Josua memperkirakan volume transaksi lindung nilai (hedging), seperti interest rate swap (IRS) dan cross currency swap (CCS), akan semakin meningkat dalam beberapa waktu ke depan sehingga akan mendorong pendalaman serta stabilitas pasar keuangan domestik dan nilai tukar rupiah.
Transaksi IRS adalah pertukaran arus kas di antara dua pihak dari sejumlah nilai pokok bunga di mana salah satu pihak akan membayarkan arus kas dengan suku bunga tetap (fixed) dan pihak lain akan membayarkan arus kas dengan suku bunga mengambang (floating).
Sementara CCS adalah kontrak di antara dua pihak untuk melakukan pertukaran pokok dan suku bunga dalam dua mata uang yang berbeda selama suatu periode tertentu.

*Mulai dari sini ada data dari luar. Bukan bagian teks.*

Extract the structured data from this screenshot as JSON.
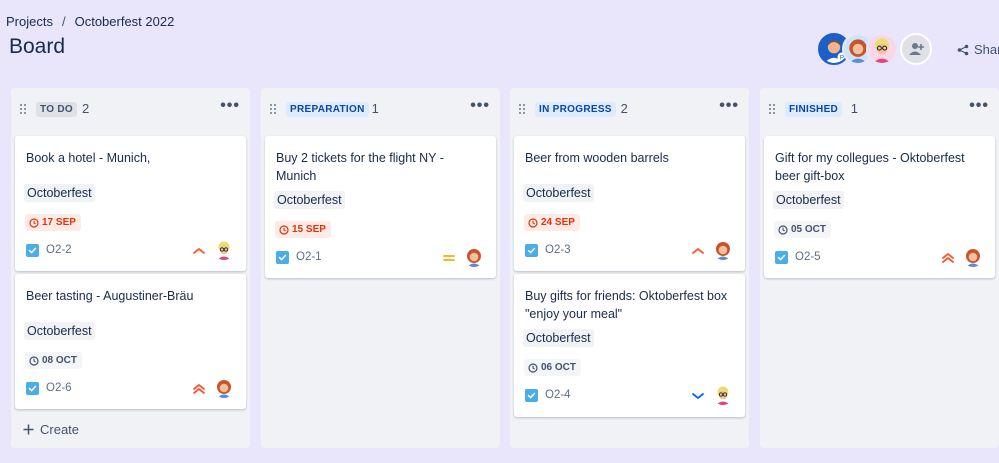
{
  "breadcrumb": {
    "projects": "Projects",
    "separator": "/",
    "project": "Octoberfest 2022"
  },
  "page_title": "Board",
  "share_label": "Share",
  "create_label": "Create",
  "colors": {
    "overdue": "#de350b",
    "story": "#4bade8",
    "priority_high": "#ff5630",
    "priority_medium": "#ffab00",
    "priority_low": "#0065ff"
  },
  "columns": [
    {
      "title": "TO DO",
      "count": "2",
      "title_bg": "#dfe1e6",
      "title_color": "#42526e",
      "cards": [
        {
          "title": "Book a hotel - Munich,",
          "epic": "Octoberfest",
          "due": "17 SEP",
          "due_state": "overdue",
          "key": "O2-2",
          "priority": "high",
          "assignee": "woman-glasses-avatar"
        },
        {
          "title": "Beer tasting - Augustiner-Bräu",
          "epic": "Octoberfest",
          "due": "08 OCT",
          "due_state": "normal",
          "key": "O2-6",
          "priority": "highest",
          "assignee": "woman-red-hair-avatar"
        }
      ]
    },
    {
      "title": "PREPARATION",
      "count": "1",
      "title_bg": "#deebff",
      "title_color": "#0747a6",
      "cards": [
        {
          "title": "Buy 2 tickets for the flight NY - Munich",
          "epic": "Octoberfest",
          "due": "15 SEP",
          "due_state": "overdue",
          "key": "O2-1",
          "priority": "medium",
          "assignee": "woman-red-hair-avatar"
        }
      ]
    },
    {
      "title": "IN PROGRESS",
      "count": "2",
      "title_bg": "#deebff",
      "title_color": "#0747a6",
      "cards": [
        {
          "title": "Beer from wooden barrels",
          "epic": "Octoberfest",
          "due": "24 SEP",
          "due_state": "overdue",
          "key": "O2-3",
          "priority": "high",
          "assignee": "woman-red-hair-avatar"
        },
        {
          "title": "Buy gifts for friends: Oktoberfest box \"enjoy your meal\"",
          "epic": "Octoberfest",
          "due": "06 OCT",
          "due_state": "normal",
          "key": "O2-4",
          "priority": "low",
          "assignee": "woman-glasses-avatar"
        }
      ]
    },
    {
      "title": "FINISHED",
      "count": "1",
      "title_bg": "#deebff",
      "title_color": "#0747a6",
      "cards": [
        {
          "title": "Gift for my collegues - Oktoberfest beer gift-box",
          "epic": "Octoberfest",
          "due": "05 OCT",
          "due_state": "normal",
          "key": "O2-5",
          "priority": "highest",
          "assignee": "woman-red-hair-avatar"
        }
      ]
    }
  ],
  "avatars": [
    {
      "icon": "man-avatar",
      "badge": "P"
    },
    {
      "icon": "woman-red-hair-avatar"
    },
    {
      "icon": "woman-glasses-avatar"
    }
  ]
}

”Hal ini membuat transaksi hedging perlu ditingkatkan mengingat korporasi-korporasi di Indonesia yang mempunyai eksposur dalam pinjaman luar negeri dapat memitigasi risiko nilai tukar dan suku bunga,” ujar Josua.
Sebelumnya, Kepala Departemen Pendalaman Pasar Keuangan BI Agusman mengatakan, CCP diperlukan untuk mendukung pengembangan pasar keuangan dengan menurunkan risiko kredit karena mengambil alih risiko yang dihadapi penjual ataupun pembeli dan meningkatkan efisiensi transaksi derivatif.
Penyelenggaraan CCP membutuhkan modal awal sekitar Rp 400 miliar. Di CCP, lembaga ini perlu izin prinsip secara tertulis, kemudian perlu menyetor minimum 50 persen dari total modal.
Agusman merinci pengajuan izin prinsip itu hanya tiga bulan. Adapun integrasi diri izin prinsip ke izin usaha akan berlangsung selama dua tahun. Pasalnya, BI harus memastikan kesiapan modal, sumber daya manusia, dan infrastruktur.
Risiko utang
Pada awal pekan ini, lembaga pemeringkat investasi Internasional Moody’s Investor Service membuat laporan yang menyebutkan, utang korporasi di kawasan Asia Pasifik berpotensi meningkat pada era suku bunga rendah sepanjang 2019.
Dari 13 negara di kawasan Asia Pasifik, Indonesia dan India memiliki risiko gagal bayar utang tertinggi. Sekitar 53 persen utang korporasi di Indonesia memiliki rasio utang terhadap pendapatan perusahaan sebelum pajak, bunga, depresiasi, dan amortisasi (EBITDA) di atas 4, yang berarti beban utang semakin berat.
Selain itu, profil utang korporasi Indonesia dinilai mengkhawatirkan karena memiliki rasio bunga yang harus dibayarkan (interest coverage ratio/ICR) sangat kecil. Sekitar 41 persen utang korporasi memiliki skor ICR di bawah 2. Semakin rendah ICR, berarti kemampuan korporasi membayar utang dinilai rendah.
Menanggapi laporan ini, ekonom Center of Reform on Economics (CORE) Indonesia, Yusuf Rendy, menilai tantangan kinerja perusahaan memang semakin tinggi akibat terpapar efek perang dagang yang memengaruhi pendapatan perusahaan, terutama di sektor komoditas.
”Di satu sisi perusahaan kesulitan ekspor karena kondisi global tidak mendukung, tetapi di sisi lain perusahaan harus bayar bunga utang yang terus meningkat. Ini yang kemudian tercatat sebagai potensi risiko utang yang meningkat,” lanjutnya.
Menurut Yusuf, sedikitnya ada dua alasan penyebab pinjaman luar negeri perusahaan swasta meningkat. Pertama, kebijakan fiskal pemerintah yang ekspansif pada periode pertama pemerintahan. Adapun kedua adalah faktor suku bunga acuan yang tinggi di dalam negeri.
Berdasarkan Statistik Utang Luar Negeri (ULN) Bank Indonesia, nilai utang korporasi swasta dan BUMN hingga Juli 2019 mencapai 197,8 miliar dollar AS atau setara dengan Rp 2.769,20 triliun. Posisi itu tumbuh 11,5 persen secara tahunan dan tumbuh 11,1 persen secara bulanan.